Two of the sail rigs are now in the back of Thursday, the silver 850. I’ll unload them in a minute, and see about getting the back yard mowed. I got a late start yesterday afternoon – Caution-Lady made pizza, and we watched episode three of Petticoat Junction – so only got the front yard mowed. That was great television.

Folbot lateen sail-rig, came with three sails, a Folbot parts bag, four Super seat bottoms, a hiking seat, two tillers, two thwarts, two sets of leeboards.

Folbot lateen sail-rig, came with three sails, a Folbot parts bag, four Super seat bottoms, a hiking seat, two tillers, two thwarts, two sets of leeboards. I stupidly forgot to bring the two rudders...

I arose early this morning, drank coffee, ate oatmeal, washed the cars, cleaned and dressed eight wheels, eight tires, aired them up. By the time I’d finished that, Caution-Lady wanted me to hold little ’76 for awhile. Then it was time to drive down to Chattanooga. I-24 crosses the Elk, and I kept thinking the next bridge was the river. After what seemed a long way, I passed the Elk River sign, and crossed over the point to which I intend to paddle tomorrow.

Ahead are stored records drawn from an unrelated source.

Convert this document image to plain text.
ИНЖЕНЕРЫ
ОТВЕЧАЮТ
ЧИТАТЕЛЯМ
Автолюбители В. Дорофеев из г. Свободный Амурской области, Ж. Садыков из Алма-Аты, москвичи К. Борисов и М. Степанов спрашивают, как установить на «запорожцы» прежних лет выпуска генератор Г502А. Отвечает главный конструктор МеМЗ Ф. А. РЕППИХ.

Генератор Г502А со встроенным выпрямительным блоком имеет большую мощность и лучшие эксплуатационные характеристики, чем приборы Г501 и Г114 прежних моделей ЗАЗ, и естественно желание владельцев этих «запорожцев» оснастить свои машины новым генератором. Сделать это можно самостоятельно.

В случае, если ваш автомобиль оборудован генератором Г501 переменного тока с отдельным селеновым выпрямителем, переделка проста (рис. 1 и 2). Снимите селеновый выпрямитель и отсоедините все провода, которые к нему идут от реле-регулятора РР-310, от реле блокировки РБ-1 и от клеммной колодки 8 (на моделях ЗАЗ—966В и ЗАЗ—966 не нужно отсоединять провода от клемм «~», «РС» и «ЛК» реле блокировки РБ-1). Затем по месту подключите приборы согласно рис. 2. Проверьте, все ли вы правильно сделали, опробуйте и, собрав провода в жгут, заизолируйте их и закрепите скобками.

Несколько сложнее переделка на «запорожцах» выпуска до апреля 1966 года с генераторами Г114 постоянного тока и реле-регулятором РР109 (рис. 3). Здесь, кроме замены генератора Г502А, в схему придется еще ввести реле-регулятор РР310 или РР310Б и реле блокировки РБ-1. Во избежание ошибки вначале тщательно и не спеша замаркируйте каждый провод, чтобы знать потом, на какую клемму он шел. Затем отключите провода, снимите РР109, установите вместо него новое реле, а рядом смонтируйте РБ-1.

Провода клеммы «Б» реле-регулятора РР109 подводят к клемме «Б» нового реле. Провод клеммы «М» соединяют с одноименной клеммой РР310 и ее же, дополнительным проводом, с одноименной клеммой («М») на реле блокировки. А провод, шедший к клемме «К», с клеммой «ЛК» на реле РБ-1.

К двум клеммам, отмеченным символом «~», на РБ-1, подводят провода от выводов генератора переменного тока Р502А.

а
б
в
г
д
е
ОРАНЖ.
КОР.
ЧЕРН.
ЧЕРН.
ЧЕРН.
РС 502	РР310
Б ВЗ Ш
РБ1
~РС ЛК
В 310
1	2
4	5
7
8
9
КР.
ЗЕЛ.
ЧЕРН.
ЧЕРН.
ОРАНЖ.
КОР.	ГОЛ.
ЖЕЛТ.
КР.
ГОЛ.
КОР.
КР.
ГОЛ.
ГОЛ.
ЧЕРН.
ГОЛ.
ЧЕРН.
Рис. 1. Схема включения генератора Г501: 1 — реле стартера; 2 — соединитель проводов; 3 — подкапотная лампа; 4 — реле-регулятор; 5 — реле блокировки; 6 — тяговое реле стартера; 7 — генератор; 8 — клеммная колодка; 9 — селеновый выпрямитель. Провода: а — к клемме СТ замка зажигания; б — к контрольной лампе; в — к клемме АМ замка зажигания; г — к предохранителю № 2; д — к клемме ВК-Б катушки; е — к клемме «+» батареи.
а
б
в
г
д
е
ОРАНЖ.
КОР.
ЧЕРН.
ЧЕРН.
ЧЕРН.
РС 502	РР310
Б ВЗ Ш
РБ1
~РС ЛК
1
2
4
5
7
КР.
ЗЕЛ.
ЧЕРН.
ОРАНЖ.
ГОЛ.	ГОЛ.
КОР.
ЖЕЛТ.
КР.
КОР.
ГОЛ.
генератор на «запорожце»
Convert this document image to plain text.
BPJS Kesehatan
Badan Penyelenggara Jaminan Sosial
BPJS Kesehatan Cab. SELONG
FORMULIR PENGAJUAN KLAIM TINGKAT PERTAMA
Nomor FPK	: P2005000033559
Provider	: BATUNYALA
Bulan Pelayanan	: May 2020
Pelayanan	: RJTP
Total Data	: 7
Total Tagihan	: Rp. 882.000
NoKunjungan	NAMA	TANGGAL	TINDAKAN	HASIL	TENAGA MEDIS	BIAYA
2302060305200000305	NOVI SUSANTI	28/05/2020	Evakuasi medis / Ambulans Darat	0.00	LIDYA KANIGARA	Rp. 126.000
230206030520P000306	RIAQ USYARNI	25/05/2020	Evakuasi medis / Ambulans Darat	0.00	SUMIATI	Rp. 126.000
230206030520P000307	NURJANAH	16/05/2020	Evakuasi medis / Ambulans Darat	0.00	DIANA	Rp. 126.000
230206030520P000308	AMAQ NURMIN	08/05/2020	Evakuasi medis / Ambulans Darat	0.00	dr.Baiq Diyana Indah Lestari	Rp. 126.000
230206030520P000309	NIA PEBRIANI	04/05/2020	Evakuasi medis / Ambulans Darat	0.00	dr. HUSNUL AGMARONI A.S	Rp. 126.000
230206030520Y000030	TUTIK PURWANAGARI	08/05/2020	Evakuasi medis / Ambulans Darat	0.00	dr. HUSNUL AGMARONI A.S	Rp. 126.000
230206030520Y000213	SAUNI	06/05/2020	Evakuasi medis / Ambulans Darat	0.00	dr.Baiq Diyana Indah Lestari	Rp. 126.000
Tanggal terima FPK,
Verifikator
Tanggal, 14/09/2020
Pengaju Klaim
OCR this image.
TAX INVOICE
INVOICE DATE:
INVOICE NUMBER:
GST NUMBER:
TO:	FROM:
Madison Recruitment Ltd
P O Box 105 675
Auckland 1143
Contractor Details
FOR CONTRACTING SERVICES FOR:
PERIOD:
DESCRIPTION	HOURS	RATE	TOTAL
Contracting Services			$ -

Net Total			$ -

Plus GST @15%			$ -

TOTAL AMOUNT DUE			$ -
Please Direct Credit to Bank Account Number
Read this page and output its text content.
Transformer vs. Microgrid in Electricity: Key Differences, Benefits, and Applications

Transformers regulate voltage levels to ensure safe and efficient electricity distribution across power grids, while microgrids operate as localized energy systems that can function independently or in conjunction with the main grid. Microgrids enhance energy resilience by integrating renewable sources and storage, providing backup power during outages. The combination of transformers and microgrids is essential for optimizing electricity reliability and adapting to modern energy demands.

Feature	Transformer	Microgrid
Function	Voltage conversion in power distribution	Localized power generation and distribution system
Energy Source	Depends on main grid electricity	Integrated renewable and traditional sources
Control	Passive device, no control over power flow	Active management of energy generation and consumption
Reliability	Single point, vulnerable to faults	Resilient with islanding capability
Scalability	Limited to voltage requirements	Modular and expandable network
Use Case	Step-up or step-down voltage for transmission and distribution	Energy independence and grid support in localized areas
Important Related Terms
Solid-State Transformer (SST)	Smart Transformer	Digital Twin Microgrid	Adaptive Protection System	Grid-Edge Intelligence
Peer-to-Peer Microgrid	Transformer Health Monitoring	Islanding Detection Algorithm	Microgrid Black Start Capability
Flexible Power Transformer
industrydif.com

In Chattanooga, I took the Fourth Avenue exit, left, then right on 23rd, and left again on Dodd. Passed an old house on the hillside to my right with Tara-style columns painted a vulgar red, and a sign which read something like “Yum Yum Good Chinese Food.” Looked disreputable, like something from a Sax Rohmer novel written in a Southern, Raymond-Chandleresque universe through which I happened to be driving. Urban decay and wild, untrimmed growth of hedges, garden plants, indigenous flowering vines.

Because of an unforeseen communication snafu, I had to wait about 40 minutes for the rig’s owner. I sort of enjoyed sitting in the front porch swing at 154, listening to the insects, air smelling of small flowers from the hedge close by, imagining what the neighborhood might have been like when the front entryways had screen doors instead of bars. I learned to paint houses, replace and glaze window panes, on old houses. I like best the ones with raised, cool, concrete porches.

The drive home was pretty uneventful, except near the I-24 West onramp where a tall black transvestite evidently in the throes of drug addiction, mental illness, or both performed a sort of chicken-dance at the occupants of the car ahead of me. I just nodded to the dancer and drove on.

Got around some unconscionably slow drivers outside of Chattanooga, ran into spattering rain that side of Monteagle Mountain (if that’s what it’s really called), got around a brake-rider on a curve coming back down the mountain. By the time I turned at my street, the Sparks were predicting a number of events both probable, then increasingly unlikely. Moscow will march to France, then do the can-can dance…

Folbot Lateen Sail-Rig

Well, tomorrow’s the day I’m scheduled to pick up the sail-rig.  I don’t think I’ll be back in time to do much paddling tomorrow afternoon, and I am thinking about skipping church, Sunday, to paddle.  Seems the days I skip church to paddle are the days the congregation meets for a meal together, which is a pity because I enjoy spending time with the folks at Cafe Church.